78.              It should be noted that the purpose of the 2008 Reconstruction Agreement was to transfer the business of the Company to DPDL. However, clause 3.2 expressly excluded the Property from that transfer.  Clause 3.2 goes on to say that following completion of the Restructuring Agreement, the Property would be the only asset remaining in the Company.

79.              I do not see how the subsequent gift of shares in a different entity alters the legal effect of the 2001 Agreement and Undertaking. I can see the logic of the 2001 Agreement and Undertaking being to some extent superseded by the reorganisation of the business so as to transfer it to DPDL. It might have been thought sufficient to protect the interests of Patrick and James that they would ultimately become the owners of all of the shareholding in DPDL. However, if that were the case, one would expect it to be provided for in the 2008 Restructuring Agreement.

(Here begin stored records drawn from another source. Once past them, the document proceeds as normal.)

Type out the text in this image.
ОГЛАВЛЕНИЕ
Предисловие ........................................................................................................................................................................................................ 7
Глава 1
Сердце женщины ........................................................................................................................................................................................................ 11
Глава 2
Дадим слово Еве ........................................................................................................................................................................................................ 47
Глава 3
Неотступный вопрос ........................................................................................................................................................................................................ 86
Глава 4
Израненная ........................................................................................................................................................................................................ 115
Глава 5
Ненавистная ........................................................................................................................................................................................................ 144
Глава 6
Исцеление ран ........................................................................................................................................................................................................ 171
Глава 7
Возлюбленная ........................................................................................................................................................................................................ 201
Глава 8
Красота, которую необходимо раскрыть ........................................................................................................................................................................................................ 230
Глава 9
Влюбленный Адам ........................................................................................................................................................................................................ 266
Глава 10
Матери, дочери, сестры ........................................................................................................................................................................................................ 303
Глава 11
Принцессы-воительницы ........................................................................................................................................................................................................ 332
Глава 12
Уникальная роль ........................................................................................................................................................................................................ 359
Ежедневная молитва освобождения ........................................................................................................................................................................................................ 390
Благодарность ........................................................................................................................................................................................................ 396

80.              It was urged upon me quite strongly at the hearing of the application by counsel for the applicant that I do not need to decide any of these matters, and I think that is correct. However, where there is an application to appoint an administrator ad litem pursuant to s. 27(4) of the 1965 Act, the contemplated litigation must be stateable or it could hardly be said to be either "necessary" or "expedient" to pass over the person otherwise entitled to represent the estate.  

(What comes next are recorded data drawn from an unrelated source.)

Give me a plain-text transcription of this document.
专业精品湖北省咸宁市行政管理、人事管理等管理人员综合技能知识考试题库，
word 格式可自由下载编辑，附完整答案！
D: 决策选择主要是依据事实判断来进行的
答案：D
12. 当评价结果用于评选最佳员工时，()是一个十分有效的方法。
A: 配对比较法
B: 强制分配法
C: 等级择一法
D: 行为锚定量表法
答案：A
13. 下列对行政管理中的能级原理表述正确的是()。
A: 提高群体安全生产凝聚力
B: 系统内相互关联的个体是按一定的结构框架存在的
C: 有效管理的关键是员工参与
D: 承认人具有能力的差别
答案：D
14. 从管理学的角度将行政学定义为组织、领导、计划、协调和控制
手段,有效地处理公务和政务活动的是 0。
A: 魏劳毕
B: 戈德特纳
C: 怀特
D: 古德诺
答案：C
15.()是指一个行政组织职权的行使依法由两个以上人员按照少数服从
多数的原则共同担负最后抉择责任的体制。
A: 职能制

81.              The key fact, in my view, in considering whether there is a stateable issue as to the beneficial ownership in the 20% shareholding registered in the name of the Deceased is vested in the estate, is the action of the late Daniel Dooley in instructing his solicitors that the interim distribution in respect of this shareholding formed part of the estate of the Deceased. It is not clear why Mr. Dooley would have done that if he had believed that the aggregate 25% shareholding which he and his wife enjoyed was held by them as joint tenants. While the evidence before me is completely insufficient for me to conclude that the parties had somehow resiled from the declaration that this shareholding was held jointly, and there may be some other explanation for why Daniel Dooley acknowledged the estate's entitlement to it, this is a matter which I think does require further investigation.

 

Conclusion

 

82.              Notwithstanding that the action of the late Daniel Dooley may cast some doubt on the entitlement of the estate to the distribution to it of the sum of €65,890.74, I do not believe that this automatically leads to the conclusion that an order need be made pursuant to section 27(4). The Court of Appeal stressed in Dunne v. Dunne [2016] IECA 269 that the making of such an order is not done as a matter of course.

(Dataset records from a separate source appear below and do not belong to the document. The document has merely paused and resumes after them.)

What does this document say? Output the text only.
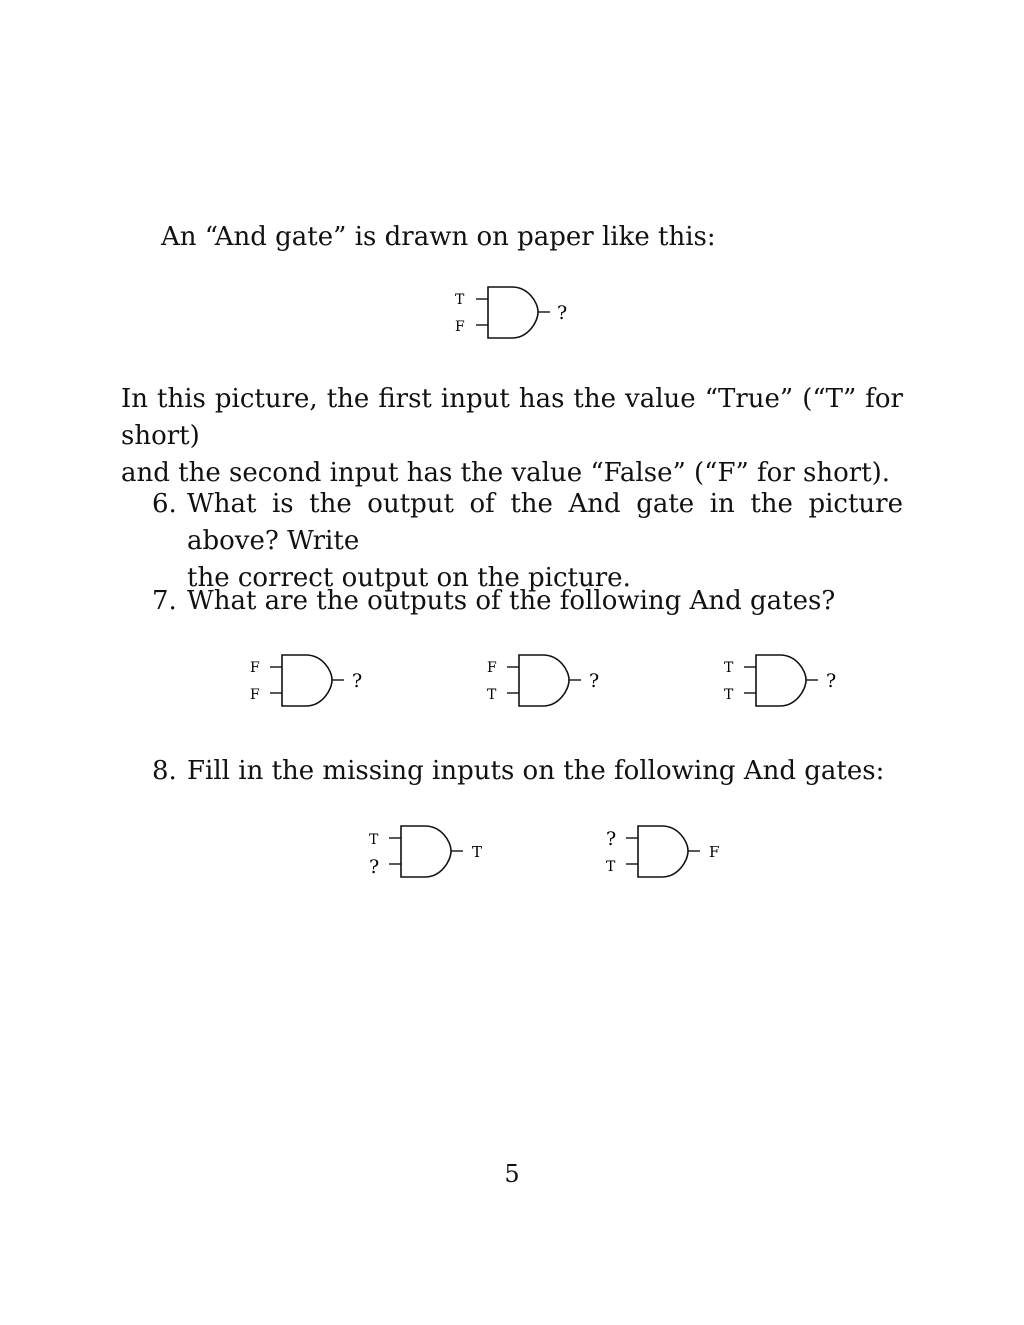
An “And gate” is drawn on paper like this:
T
F
?
In this picture, the first input has the value “True” (“T” for short)
and the second input has the value “False” (“F” for short).
6. What is the output of the And gate in the picture above? Write
the correct output on the picture.
7. What are the outputs of the following And gates?
F
F
?
F
T
?
T
T
?
8. Fill in the missing inputs on the following And gates:
T
?
T
?
T
F
5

83.              Given that I have found that Patrick and James are not the substituted executors, as I think they have assumed prior to this, it is my view that the parties should now consider who should apply for a grant pursuant to Order 79, rule 5. If they can agree that, no order is necessary. Any person agreeing to act as personal representative on foot of that rule can take their own steps to ascertain the reasons why the late Daniel Dooley appears to have stated that the estate of the Deceased was entitled to the sum distributed in respect of the 20% shareholding registered in the name of the Deceased. It is possible also that the matter could be resolved by an application for directions on this particular issue, as suggested in Dunne v. Dunne. It does not seem to me that the sum of €65,890.74 would justify the appointment of an independent person as personal representative, as such a person is likely to be entitled to remuneration, further depleting the assets of the estate.

84.              I will therefore refuse the application of the applicant as the causes of actions which she proposed are not stateable, and I will hear the parties on whether any further order should be made or whether the matter should adjourn to permit the family to agree on who should now act as legal personal representative of the Deceased.